Philosophische Bücher leben davon, dass sie einem breiteren Publikum einen Zugang zu einem kritischen und reflektierenden Denken ermöglichen. Das Buch „Vom Verschwinden der Rituale“ leistet dies. Der Philosoph und Theologe Byung-Chul Han wirft den einen oder anderen kritischen Blick auf ganz unterschiedliche Zeiterscheinungen.
Aus dem Alltag weiß jede und jeder, wie wichtig Gewohnheiten und Rituale sind. Han nennt Rituale „symbolische Handlungen“, die jene Werte und Ordnungen tradieren und repräsentieren, die eine Gemeinschaft trügen. Konstitutiv für die Rituale sei die symbolische Wahrnehmung (S. 9). Han bietet einmal mehr Momente, in denen der Leserin und dem Leser bewusst wird, dass Rituale das Leben stabilisieren. Sie seien Ruhepole des Lebens. Noch mehr: „Rituale bringen eine Resonanzgemeinschaft hervor, die zu einem Zusammenklang, zu einem gemeinsamen Rhythmus fähig ist …“ (S. 19).

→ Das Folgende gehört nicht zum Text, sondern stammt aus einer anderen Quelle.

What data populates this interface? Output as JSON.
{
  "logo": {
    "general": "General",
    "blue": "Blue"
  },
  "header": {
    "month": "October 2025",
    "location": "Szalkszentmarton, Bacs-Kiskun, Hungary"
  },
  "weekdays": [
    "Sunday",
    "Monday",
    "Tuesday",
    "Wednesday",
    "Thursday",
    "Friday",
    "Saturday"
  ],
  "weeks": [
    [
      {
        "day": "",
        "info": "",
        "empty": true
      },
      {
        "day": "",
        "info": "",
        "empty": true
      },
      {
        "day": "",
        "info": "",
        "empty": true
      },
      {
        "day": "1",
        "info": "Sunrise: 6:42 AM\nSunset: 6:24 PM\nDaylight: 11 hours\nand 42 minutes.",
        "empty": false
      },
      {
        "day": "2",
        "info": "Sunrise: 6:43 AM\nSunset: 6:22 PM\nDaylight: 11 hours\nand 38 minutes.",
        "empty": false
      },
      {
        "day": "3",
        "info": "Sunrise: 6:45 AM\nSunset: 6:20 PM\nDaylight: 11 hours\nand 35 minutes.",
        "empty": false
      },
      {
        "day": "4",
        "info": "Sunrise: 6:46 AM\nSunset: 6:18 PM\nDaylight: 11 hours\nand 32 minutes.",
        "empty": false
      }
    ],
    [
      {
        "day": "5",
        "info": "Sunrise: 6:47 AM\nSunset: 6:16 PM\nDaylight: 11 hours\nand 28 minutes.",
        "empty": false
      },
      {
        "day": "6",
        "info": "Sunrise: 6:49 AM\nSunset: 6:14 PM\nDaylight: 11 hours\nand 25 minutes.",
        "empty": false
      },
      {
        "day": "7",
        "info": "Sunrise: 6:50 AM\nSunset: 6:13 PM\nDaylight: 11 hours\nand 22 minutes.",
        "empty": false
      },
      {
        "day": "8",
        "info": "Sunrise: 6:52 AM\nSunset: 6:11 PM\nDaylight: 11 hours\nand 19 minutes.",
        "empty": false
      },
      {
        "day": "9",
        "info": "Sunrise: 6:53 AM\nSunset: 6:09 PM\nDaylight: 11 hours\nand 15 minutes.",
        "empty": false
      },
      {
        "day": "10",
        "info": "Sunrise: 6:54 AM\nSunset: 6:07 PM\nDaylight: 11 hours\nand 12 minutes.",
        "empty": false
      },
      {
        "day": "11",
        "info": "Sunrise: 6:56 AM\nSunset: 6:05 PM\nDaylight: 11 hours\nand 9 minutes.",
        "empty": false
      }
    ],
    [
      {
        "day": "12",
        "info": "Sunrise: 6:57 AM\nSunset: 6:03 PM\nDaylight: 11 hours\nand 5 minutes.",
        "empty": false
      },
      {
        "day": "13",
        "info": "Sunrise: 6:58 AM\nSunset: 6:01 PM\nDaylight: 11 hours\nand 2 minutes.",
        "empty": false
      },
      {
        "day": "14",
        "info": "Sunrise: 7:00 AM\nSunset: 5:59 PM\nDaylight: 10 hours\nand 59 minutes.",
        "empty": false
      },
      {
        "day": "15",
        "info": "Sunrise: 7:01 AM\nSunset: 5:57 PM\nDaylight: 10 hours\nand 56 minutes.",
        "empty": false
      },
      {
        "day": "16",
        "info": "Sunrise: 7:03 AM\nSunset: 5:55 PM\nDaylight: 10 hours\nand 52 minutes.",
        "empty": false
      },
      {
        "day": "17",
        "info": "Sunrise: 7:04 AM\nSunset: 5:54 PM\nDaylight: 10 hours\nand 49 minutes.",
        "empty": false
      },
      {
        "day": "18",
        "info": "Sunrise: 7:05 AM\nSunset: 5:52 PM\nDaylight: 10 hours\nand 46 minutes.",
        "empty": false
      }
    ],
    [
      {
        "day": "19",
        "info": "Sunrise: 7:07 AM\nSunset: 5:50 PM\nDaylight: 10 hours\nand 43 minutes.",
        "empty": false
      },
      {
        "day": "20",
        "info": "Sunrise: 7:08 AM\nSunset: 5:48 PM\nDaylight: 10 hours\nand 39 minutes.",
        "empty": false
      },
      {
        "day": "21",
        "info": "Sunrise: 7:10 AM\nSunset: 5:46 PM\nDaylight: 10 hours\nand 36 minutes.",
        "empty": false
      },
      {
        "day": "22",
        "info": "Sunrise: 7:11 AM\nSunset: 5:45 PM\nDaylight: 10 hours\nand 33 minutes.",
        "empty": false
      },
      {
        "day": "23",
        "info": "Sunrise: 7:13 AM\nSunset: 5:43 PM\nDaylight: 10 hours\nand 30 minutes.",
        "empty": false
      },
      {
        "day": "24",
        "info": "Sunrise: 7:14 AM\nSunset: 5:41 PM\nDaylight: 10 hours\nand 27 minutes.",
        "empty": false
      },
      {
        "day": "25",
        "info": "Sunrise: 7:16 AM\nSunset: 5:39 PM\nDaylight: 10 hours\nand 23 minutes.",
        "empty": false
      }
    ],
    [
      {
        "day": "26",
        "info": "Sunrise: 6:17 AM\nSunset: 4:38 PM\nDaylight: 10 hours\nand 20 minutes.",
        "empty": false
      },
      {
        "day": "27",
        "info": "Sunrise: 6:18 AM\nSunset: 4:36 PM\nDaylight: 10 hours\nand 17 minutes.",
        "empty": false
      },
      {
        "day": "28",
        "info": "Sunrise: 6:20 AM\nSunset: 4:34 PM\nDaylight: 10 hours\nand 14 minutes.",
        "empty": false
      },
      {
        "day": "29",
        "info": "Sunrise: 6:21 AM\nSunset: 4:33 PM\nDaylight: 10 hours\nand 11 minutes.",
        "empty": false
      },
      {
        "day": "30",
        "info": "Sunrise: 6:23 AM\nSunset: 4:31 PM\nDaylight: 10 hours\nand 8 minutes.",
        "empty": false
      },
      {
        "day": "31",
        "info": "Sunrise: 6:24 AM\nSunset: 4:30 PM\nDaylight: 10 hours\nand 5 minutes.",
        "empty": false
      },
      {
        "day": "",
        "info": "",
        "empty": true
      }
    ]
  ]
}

Während Han an vielen alltäglichen Ereignissen verdeutlicht, wie prägend Rituale sind, so bringt er viele nachdenkliche Worte ein. Unter anderem berichtet er von einem gegenwärtigen „Zwang der Authentizität“ (S. 25). Der Authentizitätszwang führe zu einer narzisstischen Introspektion, zu einer permanenten Beschäftigung mit der eigenen Psychologie. Damit sagt Han der Therapeutisierung und Psychologisierung des Alltags den Kampf an, fordert irgendwie mehr Bodenständigkeit ein. So formuliert er mit dem Blick auf das soziale Leben der Gegenwartsmenschen: „Die Gesellschaft der Authentizität ist eine Gesellschaft der Intimität und Entblößung. Ein Seelen-Nudismus verleiht ihr pornografische Züge. Soziale Beziehungen sind umso echter und authentischer, je mehr Privatheit und Intimität offenbart werden“ (S. 27). Han setzt seine Kritik fort, wenn er unterstreicht, dass die Kultur der Authentizität mit dem Misstrauen gegenüber ritualisierten Interaktionsformen einhergehe. Authentisch seien allein spontane Gefühlsregungen, „also subjektive Zustände“.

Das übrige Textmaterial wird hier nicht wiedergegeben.